Marina: Sim, perfeitamente. Nós aqui estamos fazendo a discussão de que é possível criar novas oportunidades a partir das novas soluções que precisarão ser criadas para a indústria, para o setor de energia e para a agricultura e a pecuária. Além do que, temos um grande potencial de criar empregos “verdes” no setor de turismo e no uso sustentável da biodiversidade.
No caso da biodiversidade, talvez fosse interessante pensarmos alguma ação conjunta, porque esse fator é muito importante para a proteção das florestas e das populações locais, mas como há uma dificuldade para que se negocie no âmbito da Convenção (da Biodiversidade), um regime internacional de acesso que remunere corretamente sob a forma de uma “justa partilha de benefício pelo uso dos componentes da biodiversidade e pelo uso dos conhecimentos tradicionais associados”. Os países desenvolvidos têm uma resistência muito grande a um regime internacional de acesso e que estabeleça uma partilha de benefícios. No entanto, isso seria muito importante para países como Brasil, Indonésia, Malásia, todos os grandes países florestais.

Barbara Unmüssig: Na sua pré-candidatura, você sente apoio e interesse para os temas que está colocando na agenda?
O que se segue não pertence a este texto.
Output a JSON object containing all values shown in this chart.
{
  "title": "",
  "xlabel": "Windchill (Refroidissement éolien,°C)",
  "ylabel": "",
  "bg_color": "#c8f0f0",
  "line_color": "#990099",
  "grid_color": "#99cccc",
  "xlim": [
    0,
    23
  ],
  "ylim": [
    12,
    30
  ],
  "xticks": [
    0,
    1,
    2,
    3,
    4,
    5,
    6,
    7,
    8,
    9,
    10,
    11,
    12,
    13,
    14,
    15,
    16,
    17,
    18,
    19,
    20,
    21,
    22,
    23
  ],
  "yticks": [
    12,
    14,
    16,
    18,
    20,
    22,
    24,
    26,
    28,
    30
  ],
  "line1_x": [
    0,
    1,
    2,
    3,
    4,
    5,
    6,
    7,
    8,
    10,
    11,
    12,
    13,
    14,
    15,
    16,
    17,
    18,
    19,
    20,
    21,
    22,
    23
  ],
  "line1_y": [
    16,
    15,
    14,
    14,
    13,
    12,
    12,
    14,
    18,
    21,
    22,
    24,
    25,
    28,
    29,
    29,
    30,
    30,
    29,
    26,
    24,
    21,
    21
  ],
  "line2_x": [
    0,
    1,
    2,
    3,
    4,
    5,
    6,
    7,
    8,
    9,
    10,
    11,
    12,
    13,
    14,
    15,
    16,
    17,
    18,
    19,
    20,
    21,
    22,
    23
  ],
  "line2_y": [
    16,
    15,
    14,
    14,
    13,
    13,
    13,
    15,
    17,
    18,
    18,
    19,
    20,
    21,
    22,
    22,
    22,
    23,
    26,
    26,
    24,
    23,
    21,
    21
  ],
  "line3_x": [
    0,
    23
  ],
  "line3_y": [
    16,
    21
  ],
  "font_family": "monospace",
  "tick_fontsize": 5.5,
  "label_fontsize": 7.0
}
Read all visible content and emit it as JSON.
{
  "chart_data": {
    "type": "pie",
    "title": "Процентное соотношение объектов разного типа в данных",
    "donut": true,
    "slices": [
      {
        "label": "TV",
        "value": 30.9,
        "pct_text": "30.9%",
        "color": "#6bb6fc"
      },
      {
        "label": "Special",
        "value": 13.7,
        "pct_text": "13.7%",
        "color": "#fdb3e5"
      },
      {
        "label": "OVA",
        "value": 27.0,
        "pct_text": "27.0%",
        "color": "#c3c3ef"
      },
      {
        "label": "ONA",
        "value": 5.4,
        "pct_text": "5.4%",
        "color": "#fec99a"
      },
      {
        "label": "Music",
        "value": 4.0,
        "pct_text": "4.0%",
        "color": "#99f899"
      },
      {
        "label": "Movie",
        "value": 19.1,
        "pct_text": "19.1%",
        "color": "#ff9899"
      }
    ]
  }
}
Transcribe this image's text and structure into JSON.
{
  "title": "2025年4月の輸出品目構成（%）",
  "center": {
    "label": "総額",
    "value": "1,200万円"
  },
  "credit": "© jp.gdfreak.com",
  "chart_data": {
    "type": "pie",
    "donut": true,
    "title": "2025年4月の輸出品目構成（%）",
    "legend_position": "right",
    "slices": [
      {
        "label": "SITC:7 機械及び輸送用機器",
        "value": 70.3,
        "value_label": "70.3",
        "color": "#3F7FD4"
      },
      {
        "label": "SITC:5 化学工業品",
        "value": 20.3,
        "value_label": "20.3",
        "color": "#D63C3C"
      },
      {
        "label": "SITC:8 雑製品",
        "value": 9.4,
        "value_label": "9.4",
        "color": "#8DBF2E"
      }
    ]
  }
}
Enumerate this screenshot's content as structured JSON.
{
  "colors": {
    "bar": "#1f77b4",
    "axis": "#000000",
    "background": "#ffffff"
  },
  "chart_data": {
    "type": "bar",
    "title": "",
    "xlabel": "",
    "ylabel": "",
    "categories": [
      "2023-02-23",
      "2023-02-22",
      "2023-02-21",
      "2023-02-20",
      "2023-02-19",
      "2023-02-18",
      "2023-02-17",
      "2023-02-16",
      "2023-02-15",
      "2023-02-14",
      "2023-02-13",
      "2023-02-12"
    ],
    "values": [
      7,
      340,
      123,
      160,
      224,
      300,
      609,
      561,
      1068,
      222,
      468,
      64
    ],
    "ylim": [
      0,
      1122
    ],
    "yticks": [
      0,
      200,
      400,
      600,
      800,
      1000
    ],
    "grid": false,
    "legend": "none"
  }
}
E que tipos de alianças serão feitas para o projeto da sustentabilidade?

Marina: No Brasil, nós temos uma luta de cerca de 30 anos com a agenda socioambiental e, durante esse tempo, fomos gerando experiências e um conjunto de ideias através de empresas, ONGs, experiências isoladas de governo, mas bastante relevantes, ainda que não em escala, e isso tem uma densidade muito grande. A opinião pública brasileira foi considerada uma das que têm maior interesse pelas questões ambientais nas duas pesquisas que foram feitas sobre mudanças climáticas nos vários países. Então eu sinto que todo esse movimento está se juntando agora em torno desse projeto. Não teremos grandes políticas de alianças com partidos, mas já estamos num processo de movimento com “núcleos vivos da sociedade” que representam esses setores. É um movimento transpartidário, em que as pessoas se descolaram dos partidos e participam do movimento pela identificação com as ideias.